Jerman mengumumkan akan memperpanjang pemeriksaan di perbatasannya hingga September. Sementara itu, Italia memutuskan memberlakukan pemeriksaan masuk bagi warga negara non-Uni Eropa yang datang dari Spanyol.
"Gambar-gambar yang datang dari Ceuta tidak dapat diterima," tulis Presiden Komisi Eropa Ursula von der Leyen, yang memimpin badan eksekutif Uni Eropa, melalui akun X. "Kita tidak bisa membiarkan siapa pun memasuki Uni Eropa tanpa mematuhi aturan yang berlaku."

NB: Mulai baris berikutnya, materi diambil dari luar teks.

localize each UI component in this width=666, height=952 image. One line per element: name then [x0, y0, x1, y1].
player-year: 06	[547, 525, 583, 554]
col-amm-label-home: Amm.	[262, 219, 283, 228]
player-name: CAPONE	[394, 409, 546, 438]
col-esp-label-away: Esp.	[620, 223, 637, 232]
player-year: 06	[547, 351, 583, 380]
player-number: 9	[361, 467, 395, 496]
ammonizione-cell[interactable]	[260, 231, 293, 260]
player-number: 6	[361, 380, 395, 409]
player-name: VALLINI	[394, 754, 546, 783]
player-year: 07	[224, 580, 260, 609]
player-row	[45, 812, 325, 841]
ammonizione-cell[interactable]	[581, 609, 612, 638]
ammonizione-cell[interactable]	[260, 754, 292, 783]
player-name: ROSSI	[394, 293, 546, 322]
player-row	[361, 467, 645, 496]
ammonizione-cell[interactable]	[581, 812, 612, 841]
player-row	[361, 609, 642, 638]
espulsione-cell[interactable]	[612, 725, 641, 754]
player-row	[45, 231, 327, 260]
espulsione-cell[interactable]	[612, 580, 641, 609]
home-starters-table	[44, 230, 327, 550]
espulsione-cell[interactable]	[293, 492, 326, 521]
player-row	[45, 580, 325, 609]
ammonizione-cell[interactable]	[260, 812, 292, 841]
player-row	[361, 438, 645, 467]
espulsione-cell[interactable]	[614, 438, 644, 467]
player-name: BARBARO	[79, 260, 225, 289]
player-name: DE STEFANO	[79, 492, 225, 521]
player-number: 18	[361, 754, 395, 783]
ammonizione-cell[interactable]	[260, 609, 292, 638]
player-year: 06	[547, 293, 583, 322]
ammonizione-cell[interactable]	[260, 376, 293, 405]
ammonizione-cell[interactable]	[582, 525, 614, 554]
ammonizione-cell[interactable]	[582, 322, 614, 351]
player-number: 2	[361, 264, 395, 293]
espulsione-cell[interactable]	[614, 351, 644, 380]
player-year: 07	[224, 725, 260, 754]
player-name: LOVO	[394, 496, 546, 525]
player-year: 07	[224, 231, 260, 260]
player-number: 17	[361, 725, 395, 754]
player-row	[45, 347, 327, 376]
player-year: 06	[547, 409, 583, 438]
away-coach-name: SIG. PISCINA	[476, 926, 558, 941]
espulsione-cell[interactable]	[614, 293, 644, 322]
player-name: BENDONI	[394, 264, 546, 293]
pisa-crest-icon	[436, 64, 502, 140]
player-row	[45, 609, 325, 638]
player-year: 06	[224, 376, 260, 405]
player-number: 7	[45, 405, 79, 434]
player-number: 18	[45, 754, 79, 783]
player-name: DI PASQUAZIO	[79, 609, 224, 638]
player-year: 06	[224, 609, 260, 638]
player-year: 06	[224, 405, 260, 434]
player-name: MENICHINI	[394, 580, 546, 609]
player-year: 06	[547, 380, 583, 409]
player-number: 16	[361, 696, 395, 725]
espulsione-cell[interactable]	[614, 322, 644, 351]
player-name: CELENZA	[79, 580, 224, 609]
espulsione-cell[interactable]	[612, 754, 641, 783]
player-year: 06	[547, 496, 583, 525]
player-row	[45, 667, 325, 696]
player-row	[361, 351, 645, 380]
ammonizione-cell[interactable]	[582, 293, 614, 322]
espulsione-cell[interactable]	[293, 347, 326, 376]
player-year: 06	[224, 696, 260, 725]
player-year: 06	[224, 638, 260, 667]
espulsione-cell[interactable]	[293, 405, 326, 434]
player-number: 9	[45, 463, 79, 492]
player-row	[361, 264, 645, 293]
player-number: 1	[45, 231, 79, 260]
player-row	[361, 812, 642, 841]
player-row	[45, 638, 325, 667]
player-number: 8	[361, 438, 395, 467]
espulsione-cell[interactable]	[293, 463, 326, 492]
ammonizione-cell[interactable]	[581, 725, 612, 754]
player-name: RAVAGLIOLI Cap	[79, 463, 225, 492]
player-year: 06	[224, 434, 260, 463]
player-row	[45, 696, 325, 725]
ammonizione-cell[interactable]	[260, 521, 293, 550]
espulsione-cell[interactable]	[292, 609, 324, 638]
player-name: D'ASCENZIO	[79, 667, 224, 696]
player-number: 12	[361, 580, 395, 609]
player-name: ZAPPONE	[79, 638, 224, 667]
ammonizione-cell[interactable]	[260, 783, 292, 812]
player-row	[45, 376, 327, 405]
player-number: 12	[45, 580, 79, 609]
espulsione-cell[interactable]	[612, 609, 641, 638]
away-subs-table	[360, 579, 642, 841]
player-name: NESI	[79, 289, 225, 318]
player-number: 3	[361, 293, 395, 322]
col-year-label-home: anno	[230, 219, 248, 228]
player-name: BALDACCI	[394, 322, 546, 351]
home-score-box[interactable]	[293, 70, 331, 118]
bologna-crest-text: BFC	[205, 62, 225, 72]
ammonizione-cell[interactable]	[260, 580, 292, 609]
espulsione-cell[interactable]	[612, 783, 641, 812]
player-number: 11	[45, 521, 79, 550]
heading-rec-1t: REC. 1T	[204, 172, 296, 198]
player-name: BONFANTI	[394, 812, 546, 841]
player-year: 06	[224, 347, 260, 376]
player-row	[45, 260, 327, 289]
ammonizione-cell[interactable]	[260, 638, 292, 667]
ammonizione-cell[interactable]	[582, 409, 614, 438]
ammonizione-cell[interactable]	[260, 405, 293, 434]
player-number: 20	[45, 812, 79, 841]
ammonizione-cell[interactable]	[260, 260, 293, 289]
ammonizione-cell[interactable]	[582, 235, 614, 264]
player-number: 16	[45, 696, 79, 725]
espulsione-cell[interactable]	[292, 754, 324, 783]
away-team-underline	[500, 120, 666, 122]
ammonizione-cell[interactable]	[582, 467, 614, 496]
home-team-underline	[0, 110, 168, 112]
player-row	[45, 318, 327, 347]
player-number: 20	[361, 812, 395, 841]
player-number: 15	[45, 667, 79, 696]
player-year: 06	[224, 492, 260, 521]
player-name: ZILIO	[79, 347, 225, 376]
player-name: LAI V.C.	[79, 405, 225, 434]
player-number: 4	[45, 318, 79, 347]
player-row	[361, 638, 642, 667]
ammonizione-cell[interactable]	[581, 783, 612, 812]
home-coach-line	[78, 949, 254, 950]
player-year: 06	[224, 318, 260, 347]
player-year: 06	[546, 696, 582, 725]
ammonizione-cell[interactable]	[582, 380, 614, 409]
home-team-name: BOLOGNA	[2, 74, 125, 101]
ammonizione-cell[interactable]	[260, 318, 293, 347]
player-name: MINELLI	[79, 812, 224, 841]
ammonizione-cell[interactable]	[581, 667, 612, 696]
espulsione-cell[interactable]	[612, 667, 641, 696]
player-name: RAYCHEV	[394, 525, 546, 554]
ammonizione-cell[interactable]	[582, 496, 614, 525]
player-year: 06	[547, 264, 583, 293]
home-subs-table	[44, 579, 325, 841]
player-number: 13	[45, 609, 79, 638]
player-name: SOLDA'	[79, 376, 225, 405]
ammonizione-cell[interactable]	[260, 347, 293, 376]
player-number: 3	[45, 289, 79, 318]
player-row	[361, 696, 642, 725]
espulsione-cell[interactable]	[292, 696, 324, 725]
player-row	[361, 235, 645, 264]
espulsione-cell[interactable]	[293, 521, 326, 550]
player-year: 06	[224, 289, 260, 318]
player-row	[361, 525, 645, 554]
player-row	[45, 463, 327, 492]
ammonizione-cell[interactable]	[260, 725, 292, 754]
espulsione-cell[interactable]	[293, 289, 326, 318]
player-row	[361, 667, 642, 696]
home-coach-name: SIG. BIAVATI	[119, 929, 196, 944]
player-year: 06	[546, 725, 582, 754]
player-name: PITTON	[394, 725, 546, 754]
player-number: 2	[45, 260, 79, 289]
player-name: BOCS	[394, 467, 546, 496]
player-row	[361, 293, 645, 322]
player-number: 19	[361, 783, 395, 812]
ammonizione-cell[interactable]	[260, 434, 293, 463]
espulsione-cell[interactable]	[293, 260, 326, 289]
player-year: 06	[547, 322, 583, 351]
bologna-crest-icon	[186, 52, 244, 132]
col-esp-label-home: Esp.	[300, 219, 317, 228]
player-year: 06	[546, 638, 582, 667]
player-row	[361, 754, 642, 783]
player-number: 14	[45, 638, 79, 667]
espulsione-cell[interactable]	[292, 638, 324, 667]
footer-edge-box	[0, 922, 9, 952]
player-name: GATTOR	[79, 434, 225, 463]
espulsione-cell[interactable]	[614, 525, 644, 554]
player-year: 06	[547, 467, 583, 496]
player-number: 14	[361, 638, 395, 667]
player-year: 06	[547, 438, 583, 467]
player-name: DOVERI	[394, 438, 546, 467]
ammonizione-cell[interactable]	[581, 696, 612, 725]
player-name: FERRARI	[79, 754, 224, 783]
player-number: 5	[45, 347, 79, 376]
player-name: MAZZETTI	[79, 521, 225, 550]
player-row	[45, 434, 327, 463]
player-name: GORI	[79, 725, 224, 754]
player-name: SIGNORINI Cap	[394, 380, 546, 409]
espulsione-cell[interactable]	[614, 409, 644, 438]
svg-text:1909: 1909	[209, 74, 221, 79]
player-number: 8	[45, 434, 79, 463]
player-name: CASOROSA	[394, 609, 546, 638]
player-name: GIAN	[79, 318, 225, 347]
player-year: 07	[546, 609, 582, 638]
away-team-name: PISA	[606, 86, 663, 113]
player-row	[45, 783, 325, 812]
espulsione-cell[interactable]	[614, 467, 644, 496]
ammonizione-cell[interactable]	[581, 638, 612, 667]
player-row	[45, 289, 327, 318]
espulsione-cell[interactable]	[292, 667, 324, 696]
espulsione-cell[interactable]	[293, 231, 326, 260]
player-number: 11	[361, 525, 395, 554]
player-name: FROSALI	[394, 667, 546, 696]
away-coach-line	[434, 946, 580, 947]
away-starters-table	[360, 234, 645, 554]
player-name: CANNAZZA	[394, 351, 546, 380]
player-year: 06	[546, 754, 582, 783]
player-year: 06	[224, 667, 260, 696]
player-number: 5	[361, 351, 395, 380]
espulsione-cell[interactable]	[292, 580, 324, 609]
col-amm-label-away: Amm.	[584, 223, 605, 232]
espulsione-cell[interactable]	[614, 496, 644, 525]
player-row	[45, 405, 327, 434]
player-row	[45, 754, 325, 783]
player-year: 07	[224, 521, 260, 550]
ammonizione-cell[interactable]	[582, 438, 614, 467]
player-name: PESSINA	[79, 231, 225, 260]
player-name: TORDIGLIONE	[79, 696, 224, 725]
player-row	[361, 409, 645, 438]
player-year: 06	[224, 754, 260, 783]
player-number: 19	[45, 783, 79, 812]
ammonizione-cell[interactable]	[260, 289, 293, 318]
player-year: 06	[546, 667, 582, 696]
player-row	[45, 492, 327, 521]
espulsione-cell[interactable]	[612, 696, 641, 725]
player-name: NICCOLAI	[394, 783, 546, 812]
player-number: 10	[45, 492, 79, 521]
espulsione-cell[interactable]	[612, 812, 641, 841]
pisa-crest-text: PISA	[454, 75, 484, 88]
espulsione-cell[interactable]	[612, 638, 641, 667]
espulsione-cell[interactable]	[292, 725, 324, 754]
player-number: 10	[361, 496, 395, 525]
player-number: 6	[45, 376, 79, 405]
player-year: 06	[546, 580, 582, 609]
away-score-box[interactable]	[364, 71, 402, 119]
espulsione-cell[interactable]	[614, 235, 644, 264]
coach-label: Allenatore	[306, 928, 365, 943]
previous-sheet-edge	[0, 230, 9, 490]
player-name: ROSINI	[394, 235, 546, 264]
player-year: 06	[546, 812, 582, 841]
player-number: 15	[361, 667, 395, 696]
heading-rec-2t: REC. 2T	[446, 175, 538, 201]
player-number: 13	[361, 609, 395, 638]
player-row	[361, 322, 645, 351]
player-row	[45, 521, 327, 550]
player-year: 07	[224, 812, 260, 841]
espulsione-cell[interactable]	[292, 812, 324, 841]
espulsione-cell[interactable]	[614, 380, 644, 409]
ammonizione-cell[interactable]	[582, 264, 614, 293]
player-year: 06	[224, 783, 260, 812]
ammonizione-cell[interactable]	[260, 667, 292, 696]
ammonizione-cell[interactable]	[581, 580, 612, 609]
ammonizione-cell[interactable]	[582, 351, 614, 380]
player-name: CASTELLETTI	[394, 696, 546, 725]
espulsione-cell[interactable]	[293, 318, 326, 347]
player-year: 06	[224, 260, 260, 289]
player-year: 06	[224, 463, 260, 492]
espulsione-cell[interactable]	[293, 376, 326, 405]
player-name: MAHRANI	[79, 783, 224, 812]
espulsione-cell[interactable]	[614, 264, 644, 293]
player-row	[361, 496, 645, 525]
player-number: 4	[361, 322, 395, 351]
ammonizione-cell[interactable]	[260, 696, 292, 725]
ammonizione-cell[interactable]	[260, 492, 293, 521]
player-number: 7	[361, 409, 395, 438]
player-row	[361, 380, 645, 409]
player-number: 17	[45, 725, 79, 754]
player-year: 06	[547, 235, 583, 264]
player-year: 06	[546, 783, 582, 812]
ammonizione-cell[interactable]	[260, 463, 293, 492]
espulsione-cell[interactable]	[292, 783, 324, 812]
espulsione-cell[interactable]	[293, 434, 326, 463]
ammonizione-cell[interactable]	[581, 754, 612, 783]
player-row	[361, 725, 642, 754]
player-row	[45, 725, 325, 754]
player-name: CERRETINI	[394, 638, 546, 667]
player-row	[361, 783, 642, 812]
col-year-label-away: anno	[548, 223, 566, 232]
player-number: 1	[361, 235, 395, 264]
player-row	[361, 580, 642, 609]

Presiden Dewan Eropa Antonio Costa, yang memimpin pertemuan para pemimpin Uni Eropa, menyampaikan solidaritasnya kepada Spanyol. Ia memuji "respons tegas" pemerintah Spanyol, termasuk langkah-langkah untuk memerangi migrasi ilegal dan membongkar jaringan penyelundupan manusia.
Kedatangan puluhan ribu migran ke Ceuta kembali menyoroti kawasan Schengen, yaitu zona bebas pergerakan yang mencakup 25 negara anggota Uni Eropa, serta Liechtenstein, Norwegia, Swedia, dan Islandia. Meski demikian, para pejabat Uni Eropa menegaskan bahwa siapa pun yang tiba di Ceuta maupun Melilla—wilayah eksklave Spanyol lainnya di pesisir Afrika Utara—tetap tunduk pada ketentuan khusus dalam Schengen Border Code, yang mengharuskan mereka menjalani pemeriksaan perbatasan sebelum dapat melanjutkan perjalanan ke daratan utama Eropa.
Para pejabat juga menegaskan bahwa Uni Eropa tetap memiliki hubungan baik dengan Maroko. Pertemuan antara Duta Besar Uni Eropa di Rabat dan Kementerian Luar Negeri Maroko dijadwalkan berlangsung pada Senin.